(related to Proposition: Prop. 10.042: Binomial Straight Line is Divisible into Terms Uniquely)

- Let $AB$ be a binomial (straight line) which has been divided into its (component) terms at $C$.
- $AC$ and $CB$ are thus rational (straight lines which are) commensurable in square only [Prop. 10.36].
- I say that $AB$ cannot be divided at another point into two rational (straight lines which are) commensurable in square only.

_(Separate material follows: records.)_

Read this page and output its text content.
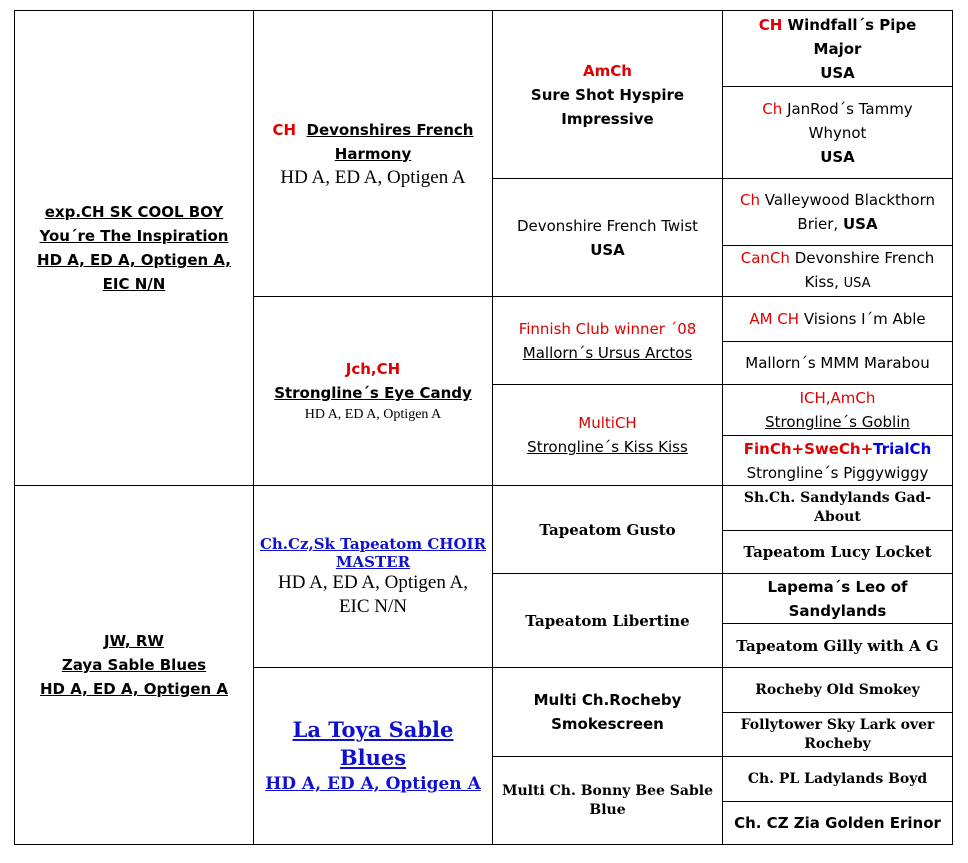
exp.CH SK COOL BOY
You´re The Inspiration
HD A, ED A, Optigen A,
EIC N/N	CH Devonshires French
Harmony
HD A, ED A, Optigen A	AmCh
Sure Shot Hyspire
Impressive	CH Windfall´s Pipe
Major
USA

			Ch JanRod´s Tammy
Whynot
USA

		Devonshire French Twist
USA	Ch Valleywood Blackthorn
Brier, USA

			CanCh Devonshire French
Kiss, USA

	Jch,CH
Strongline´s Eye Candy
HD A, ED A, Optigen A	Finnish Club winner ´08
Mallorn´s Ursus Arctos	AM CH Visions I´m Able

			Mallorn´s MMM Marabou

		MultiCH
Strongline´s Kiss Kiss	ICH,AmCh
Strongline´s Goblin

			FinCh+SweCh+TrialCh
Strongline´s Piggywiggy

JW, RW
Zaya Sable Blues
HD A, ED A, Optigen A	Ch.Cz,Sk Tapeatom CHOIR
MASTER
HD A, ED A, Optigen A,
EIC N/N	Tapeatom Gusto	Sh.Ch. Sandylands Gad-
About

			Tapeatom Lucy Locket

		Tapeatom Libertine	Lapema´s Leo of
Sandylands

			Tapeatom Gilly with A G

	La Toya Sable Blues
HD A, ED A, Optigen A	Multi Ch.Rocheby
Smokescreen	Rocheby Old Smokey

			Follytower Sky Lark over
Rocheby

		Multi Ch. Bonny Bee Sable
Blue	Ch. PL Ladylands Boyd

			Ch. CZ Zia Golden Erinor
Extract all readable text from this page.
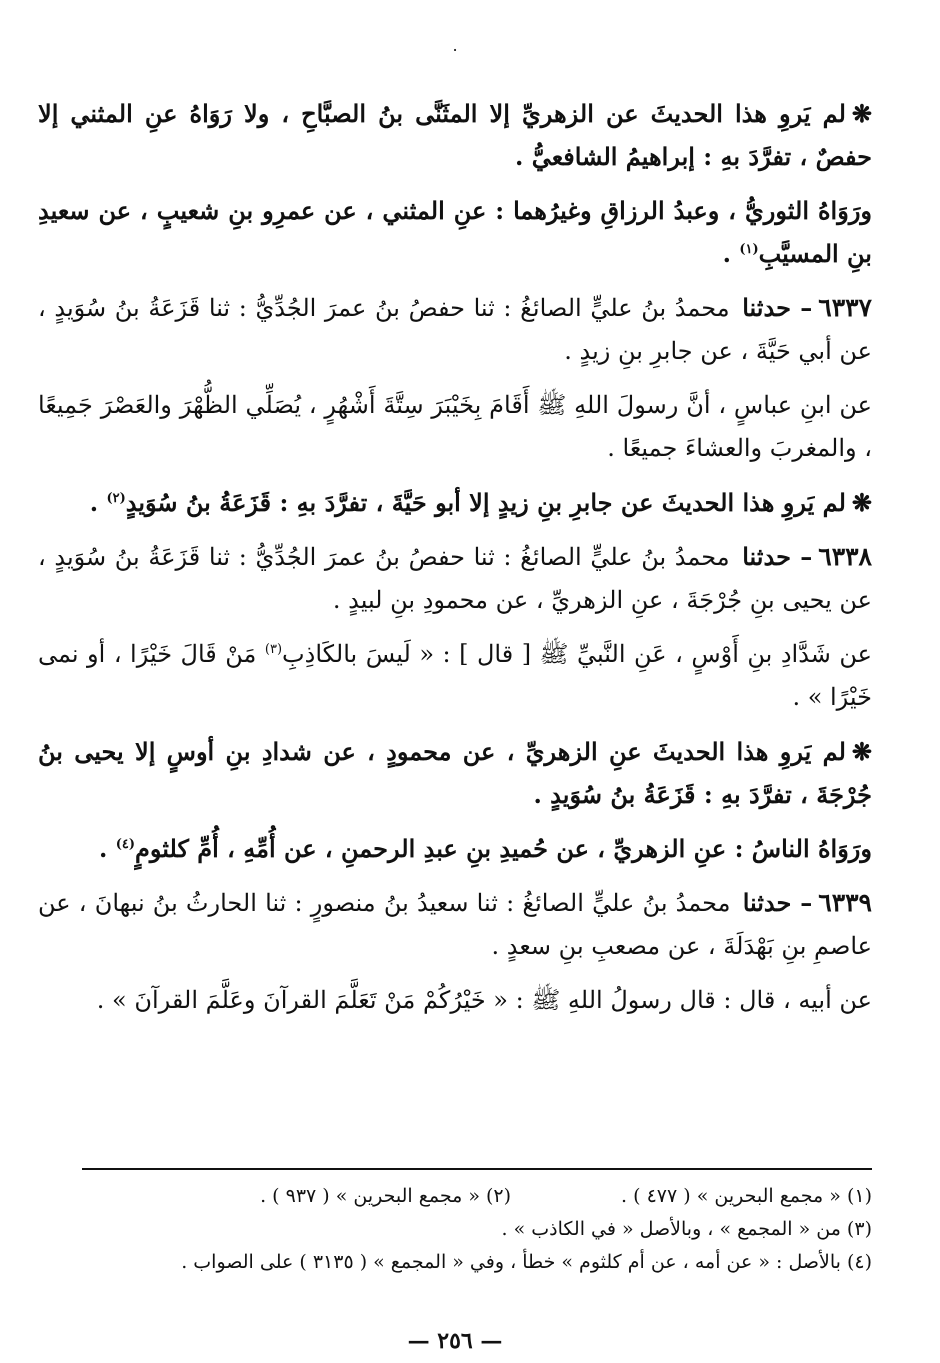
.

❋لم يَروِ هذا الحديثَ عن الزهريِّ إلا المثَنَّى بنُ الصبَّاحِ ، ولا رَوَاهُ عنِ المثني إلا حفصٌ ، تفرَّدَ بهِ : إبراهيمُ الشافعيُّ .

ورَوَاهُ الثوريُّ ، وعبدُ الرزاقِ وغيرُهما : عنِ المثني ، عن عمرِو بنِ شعيبٍ ، عن سعيدِ بنِ المسيَّبِ$^{(١)}$ .

٦٣٣٧– حدثنا محمدُ بنُ عليٍّ الصائغُ : ثنا حفصُ بنُ عمرَ الجُدِّيُّ : ثنا قَزَعَةُ بنُ سُوَيدٍ ، عن أبي حَيَّةَ ، عن جابرِ بنِ زيدٍ .

عن ابنِ عباسٍ ، أنَّ رسولَ اللهِ ﷺ أَقَامَ بِخَيْبَرَ سِتَّةَ أَشْهُرٍ ، يُصَلِّي الظُّهْرَ والعَصْرَ جَمِيعًا ، والمغربَ والعشاءَ جميعًا .

❋لم يَروِ هذا الحديثَ عن جابرِ بنِ زيدٍ إلا أبو حَيَّةَ ، تفرَّدَ بهِ : قَزَعَةُ بنُ سُوَيدٍ$^{(٢)}$ .

٦٣٣٨– حدثنا محمدُ بنُ عليٍّ الصائغُ : ثنا حفصُ بنُ عمرَ الجُدِّيُّ : ثنا قَزَعَةُ بنُ سُوَيدٍ ، عن يحيى بنِ جُرْجَةَ ، عنِ الزهريِّ ، عن محمودِ بنِ لبيدٍ .

عن شَدَّادِ بنِ أَوْسٍ ، عَنِ النَّبيِّ ﷺ [ قال ] : « لَيسَ بالكَاذِبِ$^{(٣)}$ مَنْ قَالَ خَيْرًا ، أو نمى خَيْرًا » .

❋لم يَروِ هذا الحديثَ عنِ الزهريِّ ، عن محمودٍ ، عن شدادِ بنِ أوسٍ إلا يحيى بنُ جُرْجَةَ ، تفرَّدَ بهِ : قَزَعَةُ بنُ سُوَيدٍ .

ورَوَاهُ الناسُ : عنِ الزهريِّ ، عن حُميدِ بنِ عبدِ الرحمنِ ، عن أُمِّهِ ، أُمِّ كلثومٍ$^{(٤)}$ .

٦٣٣٩– حدثنا محمدُ بنُ عليٍّ الصائغُ : ثنا سعيدُ بنُ منصورٍ : ثنا الحارثُ بنُ نبهانَ ، عن عاصمِ بنِ بَهْدَلَةَ ، عن مصعبِ بنِ سعدٍ .

عن أبيه ، قال : قال رسولُ اللهِ ﷺ : « خَيْرُكُمْ مَنْ تَعَلَّمَ القرآنَ وعَلَّمَ القرآنَ » .

(١) « مجمع البحرين » ( ٤٧٧ ) .
(٢) « مجمع البحرين » ( ٩٣٧ ) .
(٣) من « المجمع » ، وبالأصل « في الكاذب » .
(٤) بالأصل : « عن أمه ، عن أم كلثوم » خطأ ، وفي « المجمع » ( ٣١٣٥ ) على الصواب .
— ٢٥٦ —
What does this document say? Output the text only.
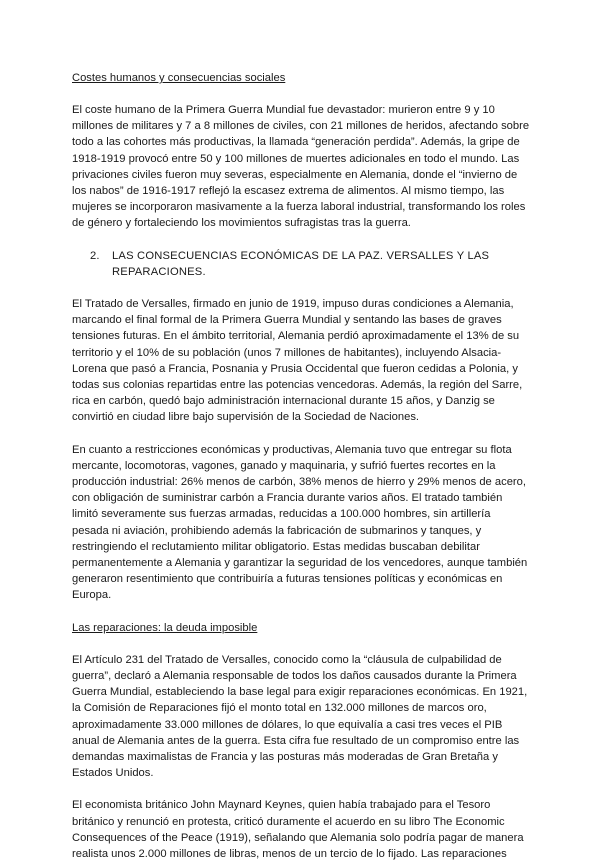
Costes humanos y consecuencias sociales

El coste humano de la Primera Guerra Mundial fue devastador: murieron entre 9 y 10 millones de militares y 7 a 8 millones de civiles, con 21 millones de heridos, afectando sobre todo a las cohortes más productivas, la llamada “generación perdida”. Además, la gripe de 1918-1919 provocó entre 50 y 100 millones de muertes adicionales en todo el mundo. Las privaciones civiles fueron muy severas, especialmente en Alemania, donde el “invierno de los nabos” de 1916-1917 reflejó la escasez extrema de alimentos. Al mismo tiempo, las mujeres se incorporaron masivamente a la fuerza laboral industrial, transformando los roles de género y fortaleciendo los movimientos sufragistas tras la guerra.

2.	LAS CONSECUENCIAS ECONÓMICAS DE LA PAZ. VERSALLES Y LAS REPARACIONES.

El Tratado de Versalles, firmado en junio de 1919, impuso duras condiciones a Alemania, marcando el final formal de la Primera Guerra Mundial y sentando las bases de graves tensiones futuras. En el ámbito territorial, Alemania perdió aproximadamente el 13% de su territorio y el 10% de su población (unos 7 millones de habitantes), incluyendo Alsacia-Lorena que pasó a Francia, Posnania y Prusia Occidental que fueron cedidas a Polonia, y todas sus colonias repartidas entre las potencias vencedoras. Además, la región del Sarre, rica en carbón, quedó bajo administración internacional durante 15 años, y Danzig se convirtió en ciudad libre bajo supervisión de la Sociedad de Naciones.

En cuanto a restricciones económicas y productivas, Alemania tuvo que entregar su flota mercante, locomotoras, vagones, ganado y maquinaria, y sufrió fuertes recortes en la producción industrial: 26% menos de carbón, 38% menos de hierro y 29% menos de acero, con obligación de suministrar carbón a Francia durante varios años. El tratado también limitó severamente sus fuerzas armadas, reducidas a 100.000 hombres, sin artillería pesada ni aviación, prohibiendo además la fabricación de submarinos y tanques, y restringiendo el reclutamiento militar obligatorio. Estas medidas buscaban debilitar permanentemente a Alemania y garantizar la seguridad de los vencedores, aunque también generaron resentimiento que contribuiría a futuras tensiones políticas y económicas en Europa.

Las reparaciones: la deuda imposible

El Artículo 231 del Tratado de Versalles, conocido como la “cláusula de culpabilidad de guerra”, declaró a Alemania responsable de todos los daños causados durante la Primera Guerra Mundial, estableciendo la base legal para exigir reparaciones económicas. En 1921, la Comisión de Reparaciones fijó el monto total en 132.000 millones de marcos oro, aproximadamente 33.000 millones de dólares, lo que equivalía a casi tres veces el PIB anual de Alemania antes de la guerra. Esta cifra fue resultado de un compromiso entre las demandas maximalistas de Francia y las posturas más moderadas de Gran Bretaña y Estados Unidos.

El economista británico John Maynard Keynes, quien había trabajado para el Tesoro británico y renunció en protesta, criticó duramente el acuerdo en su libro The Economic Consequences of the Peace (1919), señalando que Alemania solo podría pagar de manera realista unos 2.000 millones de libras, menos de un tercio de lo fijado. Las reparaciones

- For, if possible, let it also have been divided at $D$, such that $AD$ and $DB$ are also rational (straight lines which are) commensurable in square only.
- So, (it is) clear that $AC$ is not the same as $DB$.
- For, if possible, let it be (the same).
- So, $AD$ will also be the same as $CB$.
- And as $AC$ will be to $CB$, so $BD$ (will be) to $DA$.
- And $AB$ will (thus) also be divided at $D$ in the same (manner) as the division at $C$.
- The very opposite was assumed.
- Thus, $AC$ is not the same as $DB$.
- So, on account of this, points $C$ and $D$ are not equally far from the point of bisection.
- Thus, by whatever (amount the sum of) the (squares) on $AC$ and $CB$ differs from (the sum of) the (squares) on $AD$ and $DB$, twice the (rectangle contained) by $AD$ and $DB$ also differs from twice the (rectangle contained) by $AC$ and $CB$ by this (same amount) - on account of both (the sum of) the (squares) on $AC$ and $CB$, plus twice the (rectangle contained) by $AC$ and $CB$, and (the sum of) the (squares) on $AD$ and $DB$, plus twice the (rectangle contained) by $AD$ and $DB$, being equal to the (square) on $AB$ [Prop. 2.4].
- But, (the sum of) the (squares) on $AC$ and $CB$ differs from (the sum of) the (squares) on $AD$ and $DB$ by a rational (area).
- For (they are) both rational (areas).
- Thus, twice the (rectangle contained) by $AD$ and $DB$ also differs from twice the (rectangle contained) by $AC$ and $CB$ by a rational (area, despite both) being medial (areas) [Prop. 10.21].
- The very thing is absurd.
- For a medial (area) cannot exceed a medial (area) by a rational (area) [Prop. 10.26].
- Thus, a binomial (straight line) cannot be divided (into its component terms) at different points.
- Thus, (it can be so divided) at one point only.
- (Which is) the very thing it was required to show.∎

**Fitzpatrick, Richard**: Euclid's "Elements of Geometry"